Vroeger in de winter zat de hele familie rond de open haard met de voeten lekker op een ijzeren plaat, die door het houtvuur lekker werd verwarmd.

Nu was het voor de jongste vaak het werk voor houtblokken te zorgen voor de hele avond.

Mijn vader had daar als kind weinig zin in, en hij vond eens een grote onderstam van een boom.

Na rijp beraad toog hij het zware stuk hout mee naar de keuken en rolde hem tot het vuur in de open haard.

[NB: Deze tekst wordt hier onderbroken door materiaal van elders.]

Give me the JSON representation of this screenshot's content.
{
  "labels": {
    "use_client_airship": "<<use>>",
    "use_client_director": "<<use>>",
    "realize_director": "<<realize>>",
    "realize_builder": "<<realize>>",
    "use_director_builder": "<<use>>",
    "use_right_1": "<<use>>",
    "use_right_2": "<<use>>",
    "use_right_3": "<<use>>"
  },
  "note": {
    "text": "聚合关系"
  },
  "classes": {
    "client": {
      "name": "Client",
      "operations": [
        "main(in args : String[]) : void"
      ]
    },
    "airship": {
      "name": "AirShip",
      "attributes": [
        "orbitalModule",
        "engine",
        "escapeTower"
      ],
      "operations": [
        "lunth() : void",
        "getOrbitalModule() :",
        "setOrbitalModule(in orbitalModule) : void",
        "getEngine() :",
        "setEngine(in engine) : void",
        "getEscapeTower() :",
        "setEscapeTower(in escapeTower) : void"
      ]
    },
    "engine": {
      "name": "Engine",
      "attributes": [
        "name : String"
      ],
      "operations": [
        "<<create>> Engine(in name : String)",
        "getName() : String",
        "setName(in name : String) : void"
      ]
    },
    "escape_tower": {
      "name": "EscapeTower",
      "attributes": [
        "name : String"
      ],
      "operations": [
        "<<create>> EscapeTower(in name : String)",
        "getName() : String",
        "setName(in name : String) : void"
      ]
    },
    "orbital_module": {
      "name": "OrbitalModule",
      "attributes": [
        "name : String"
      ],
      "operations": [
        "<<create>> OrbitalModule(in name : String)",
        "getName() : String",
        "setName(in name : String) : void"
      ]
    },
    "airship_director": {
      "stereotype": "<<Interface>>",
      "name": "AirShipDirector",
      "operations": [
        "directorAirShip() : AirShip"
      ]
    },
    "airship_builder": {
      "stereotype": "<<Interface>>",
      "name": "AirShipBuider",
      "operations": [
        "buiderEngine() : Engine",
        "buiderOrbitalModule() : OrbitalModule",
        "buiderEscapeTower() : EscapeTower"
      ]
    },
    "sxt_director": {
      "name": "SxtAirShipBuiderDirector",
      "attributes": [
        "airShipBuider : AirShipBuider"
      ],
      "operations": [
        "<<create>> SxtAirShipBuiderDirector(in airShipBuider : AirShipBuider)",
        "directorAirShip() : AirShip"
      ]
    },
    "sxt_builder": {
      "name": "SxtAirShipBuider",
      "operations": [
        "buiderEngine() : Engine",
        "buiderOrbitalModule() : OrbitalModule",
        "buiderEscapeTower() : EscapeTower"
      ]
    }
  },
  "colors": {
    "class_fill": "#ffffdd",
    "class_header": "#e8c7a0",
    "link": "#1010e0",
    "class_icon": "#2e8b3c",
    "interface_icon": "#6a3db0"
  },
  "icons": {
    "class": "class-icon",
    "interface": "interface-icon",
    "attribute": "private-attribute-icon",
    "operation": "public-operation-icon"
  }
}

Lekker knetterde de hele avond dat dikke blok hout.

Het was niet geheel opgebrand maar had wel warmte verschaft voor de hele avond.

Maar er was niet alleen warmte. De volgende morgen sprong er nog een levend konijn uit, met een nest jongen.

U begrijpt de verbazing van de familie.

Let wel: als mijn vader dit verhaal aan ons vertelde, zat hij wel onder de schoorsteen, als u begrijpt wat ik bedoel: dan kan de leugen de schoorsteen uit.

Maar volgens hem, was het waargebeurd.

Dat hij ons als kinderen dit verhaal meerdere malen zo verteld heeft, is in elk geval waar gebeurd.